FDA Commissioner Donald Kennedy said there is no medical justification for the drugs and they are a potential danger because users can become drowsy while driving or using other dangerous machines.
The largest selling daytime sedatives are Compoz, Cope, Miles Nervine, Tranquium and Quiet World. Consumers spend about $7 million annually on daytime sedatives.
The action planned by FDA would not necessarily result in removal of these sedatives from the market, but would force a change in their labeling and in the way they are advertised.
The manufacturers could continue to sell the products if they ceased describing them as daytime sedatives or in other ways that the FDA considered misleading.
An FDA spokesman said it has not been decided whether manufacturers could keep the same brand names should they continue to market the drugs, but the FDA generally allows the retention of trade names in such cases.
Kennedy, in testimony to Sen. Gaylord Nelson's (D-Wis.) Subcommittee on Monopoly and Anticompetitive Activities, said there is no evidence that the daytime sedatives lessen anxiety or provide any medical benefit.
The FDA will publish its intended restrictions this fall and a spokesman said that after public comment the restrictions could be expected to go into effect in mid-1978.
The FDA move against the sedatives is unrelated to charges that an antihistamine used in them may cause cancer.

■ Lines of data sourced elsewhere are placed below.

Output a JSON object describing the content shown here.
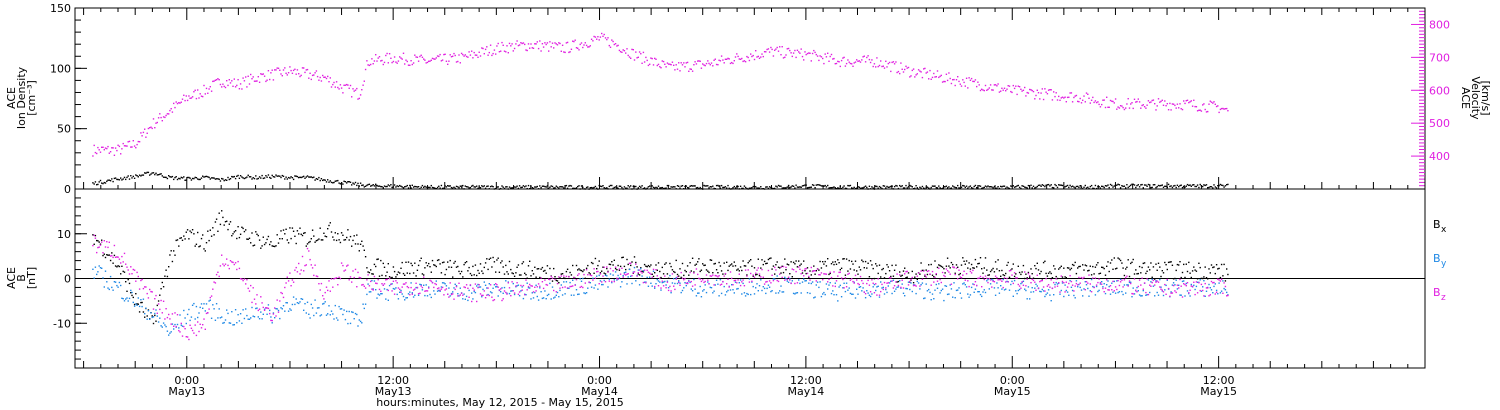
{
  "chart_data": [
    {
      "type": "scatter",
      "panel": "top",
      "ylabel_left": [
        "ACE",
        "Ion Density",
        "[cm⁻³]"
      ],
      "ylim_left": [
        0,
        150
      ],
      "yticks_left": [
        "0",
        "50",
        "100",
        "150"
      ],
      "ylabel_right": [
        "ACE",
        "Velocity",
        "[km/s]"
      ],
      "ylim_right": [
        300,
        850
      ],
      "yticks_right": [
        "400",
        "500",
        "600",
        "700",
        "800"
      ],
      "series": [
        {
          "color": "#000000",
          "axis": "left",
          "points": [
            [
              -5.5,
              5
            ],
            [
              -4,
              9
            ],
            [
              -3,
              11
            ],
            [
              -2,
              14
            ],
            [
              -1,
              10
            ],
            [
              0,
              9
            ],
            [
              1,
              10
            ],
            [
              2,
              8
            ],
            [
              3,
              11
            ],
            [
              4,
              10
            ],
            [
              5,
              11
            ],
            [
              6,
              10
            ],
            [
              7,
              10
            ],
            [
              8,
              8
            ],
            [
              9,
              6
            ],
            [
              10,
              4
            ],
            [
              11,
              3
            ],
            [
              12,
              3
            ],
            [
              14,
              2
            ],
            [
              16,
              2
            ],
            [
              18,
              2
            ],
            [
              20,
              2
            ],
            [
              22,
              2
            ],
            [
              24,
              2
            ],
            [
              26,
              2
            ],
            [
              28,
              2
            ],
            [
              30,
              2
            ],
            [
              32,
              2
            ],
            [
              34,
              2
            ],
            [
              36,
              3
            ],
            [
              38,
              2
            ],
            [
              40,
              2
            ],
            [
              42,
              2
            ],
            [
              44,
              2
            ],
            [
              46,
              2
            ],
            [
              48,
              2
            ],
            [
              50,
              3
            ],
            [
              52,
              2
            ],
            [
              54,
              3
            ],
            [
              56,
              3
            ],
            [
              58,
              3
            ],
            [
              60,
              3
            ],
            [
              60.5,
              3
            ]
          ]
        },
        {
          "color": "#e020e0",
          "axis": "right",
          "points": [
            [
              -5.5,
              420
            ],
            [
              -4,
              420
            ],
            [
              -3,
              440
            ],
            [
              -2,
              500
            ],
            [
              -1,
              540
            ],
            [
              0,
              580
            ],
            [
              1,
              600
            ],
            [
              2,
              630
            ],
            [
              3,
              620
            ],
            [
              4,
              640
            ],
            [
              5,
              650
            ],
            [
              6,
              660
            ],
            [
              7,
              650
            ],
            [
              8,
              640
            ],
            [
              9,
              610
            ],
            [
              10,
              590
            ],
            [
              10.5,
              690
            ],
            [
              12,
              700
            ],
            [
              14,
              690
            ],
            [
              16,
              700
            ],
            [
              18,
              730
            ],
            [
              20,
              740
            ],
            [
              22,
              730
            ],
            [
              24,
              760
            ],
            [
              25,
              740
            ],
            [
              26,
              710
            ],
            [
              27,
              690
            ],
            [
              28,
              670
            ],
            [
              30,
              680
            ],
            [
              32,
              700
            ],
            [
              34,
              720
            ],
            [
              36,
              710
            ],
            [
              38,
              690
            ],
            [
              40,
              690
            ],
            [
              42,
              660
            ],
            [
              44,
              640
            ],
            [
              46,
              620
            ],
            [
              48,
              600
            ],
            [
              50,
              590
            ],
            [
              52,
              580
            ],
            [
              54,
              560
            ],
            [
              56,
              560
            ],
            [
              58,
              560
            ],
            [
              60,
              550
            ],
            [
              60.5,
              540
            ]
          ]
        }
      ]
    },
    {
      "type": "scatter",
      "panel": "bottom",
      "ylabel": [
        "ACE",
        "B",
        "[nT]"
      ],
      "ylim": [
        -20,
        20
      ],
      "yticks": [
        "-10",
        "0",
        "10"
      ],
      "legend": [
        {
          "label": "B",
          "sub": "x",
          "color": "#000000"
        },
        {
          "label": "B",
          "sub": "y",
          "color": "#1e88e5"
        },
        {
          "label": "B",
          "sub": "z",
          "color": "#e020e0"
        }
      ],
      "series": [
        {
          "color": "#000000",
          "points": [
            [
              -5.5,
              10
            ],
            [
              -4,
              3
            ],
            [
              -3,
              -5
            ],
            [
              -2,
              -10
            ],
            [
              -1,
              5
            ],
            [
              0,
              10
            ],
            [
              1,
              8
            ],
            [
              2,
              14
            ],
            [
              3,
              10
            ],
            [
              4,
              9
            ],
            [
              5,
              8
            ],
            [
              6,
              10
            ],
            [
              7,
              9
            ],
            [
              8,
              11
            ],
            [
              9,
              10
            ],
            [
              10,
              8
            ],
            [
              10.5,
              3
            ],
            [
              12,
              2
            ],
            [
              14,
              3
            ],
            [
              16,
              2
            ],
            [
              18,
              3
            ],
            [
              20,
              2
            ],
            [
              22,
              1
            ],
            [
              24,
              3
            ],
            [
              26,
              3
            ],
            [
              28,
              2
            ],
            [
              30,
              3
            ],
            [
              32,
              2
            ],
            [
              34,
              3
            ],
            [
              36,
              2
            ],
            [
              38,
              3
            ],
            [
              40,
              2
            ],
            [
              42,
              1
            ],
            [
              44,
              3
            ],
            [
              46,
              3
            ],
            [
              48,
              2
            ],
            [
              50,
              2
            ],
            [
              52,
              2
            ],
            [
              54,
              3
            ],
            [
              56,
              2
            ],
            [
              58,
              2
            ],
            [
              60,
              2
            ],
            [
              60.5,
              1
            ]
          ]
        },
        {
          "color": "#1e88e5",
          "points": [
            [
              -5.5,
              2
            ],
            [
              -4,
              -2
            ],
            [
              -3,
              -5
            ],
            [
              -2,
              -8
            ],
            [
              -1,
              -12
            ],
            [
              0,
              -8
            ],
            [
              1,
              -6
            ],
            [
              2,
              -8
            ],
            [
              3,
              -9
            ],
            [
              4,
              -7
            ],
            [
              5,
              -8
            ],
            [
              6,
              -5
            ],
            [
              7,
              -7
            ],
            [
              8,
              -6
            ],
            [
              9,
              -8
            ],
            [
              10,
              -10
            ],
            [
              10.5,
              -2
            ],
            [
              12,
              -3
            ],
            [
              14,
              -2
            ],
            [
              16,
              -3
            ],
            [
              18,
              -2
            ],
            [
              20,
              -3
            ],
            [
              22,
              -2
            ],
            [
              24,
              -1
            ],
            [
              26,
              1
            ],
            [
              28,
              -1
            ],
            [
              30,
              -2
            ],
            [
              32,
              -2
            ],
            [
              34,
              -1
            ],
            [
              36,
              -2
            ],
            [
              38,
              -3
            ],
            [
              40,
              -2
            ],
            [
              42,
              -2
            ],
            [
              44,
              -3
            ],
            [
              46,
              -2
            ],
            [
              48,
              -2
            ],
            [
              50,
              -3
            ],
            [
              52,
              -2
            ],
            [
              54,
              -2
            ],
            [
              56,
              -2
            ],
            [
              58,
              -2
            ],
            [
              60,
              -2
            ],
            [
              60.5,
              -2
            ]
          ]
        },
        {
          "color": "#e020e0",
          "points": [
            [
              -5.5,
              8
            ],
            [
              -4,
              6
            ],
            [
              -3,
              0
            ],
            [
              -2,
              -5
            ],
            [
              -1,
              -8
            ],
            [
              0,
              -12
            ],
            [
              1,
              -10
            ],
            [
              2,
              5
            ],
            [
              3,
              2
            ],
            [
              4,
              -5
            ],
            [
              5,
              -8
            ],
            [
              6,
              0
            ],
            [
              7,
              5
            ],
            [
              8,
              -3
            ],
            [
              9,
              2
            ],
            [
              10,
              0
            ],
            [
              10.5,
              -1
            ],
            [
              12,
              -2
            ],
            [
              14,
              -1
            ],
            [
              16,
              -3
            ],
            [
              18,
              -3
            ],
            [
              20,
              -2
            ],
            [
              22,
              -1
            ],
            [
              24,
              1
            ],
            [
              26,
              2
            ],
            [
              28,
              -1
            ],
            [
              30,
              1
            ],
            [
              32,
              0
            ],
            [
              34,
              1
            ],
            [
              36,
              1
            ],
            [
              38,
              0
            ],
            [
              40,
              -2
            ],
            [
              42,
              0
            ],
            [
              44,
              1
            ],
            [
              46,
              0
            ],
            [
              48,
              0
            ],
            [
              50,
              -1
            ],
            [
              52,
              -1
            ],
            [
              54,
              -1
            ],
            [
              56,
              -2
            ],
            [
              58,
              -2
            ],
            [
              60,
              -2
            ],
            [
              60.5,
              -2
            ]
          ]
        }
      ]
    }
  ],
  "xaxis": {
    "range": [
      -6.5,
      72
    ],
    "ticks": [
      {
        "x": 0,
        "time": "0:00",
        "date": "May13"
      },
      {
        "x": 12,
        "time": "12:00",
        "date": "May13"
      },
      {
        "x": 24,
        "time": "0:00",
        "date": "May14"
      },
      {
        "x": 36,
        "time": "12:00",
        "date": "May14"
      },
      {
        "x": 48,
        "time": "0:00",
        "date": "May15"
      },
      {
        "x": 60,
        "time": "12:00",
        "date": "May15"
      }
    ],
    "label": "hours:minutes, May 12, 2015 - May 15, 2015"
  }
}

Kennedy said he has asked the National Cancer Institute to speed up its study of the possible connection between the antihistamine, methapyrilene, and cancer. The FDA has not concluded whether such a connection exists, a spokesman said.
Methapyrilene also is used in sleep aids and in many cough and cold remedies.
Dr. William Lijinsky of Maryland's Frederick Cancer Research Center testified last week that the antihistamine may mix with nitrite in the stomach to form a carcinogenic substance.
Lijinsky told Nelson's subcommittee that 30 per cent of rats given the combination in his experiments got liver cancer.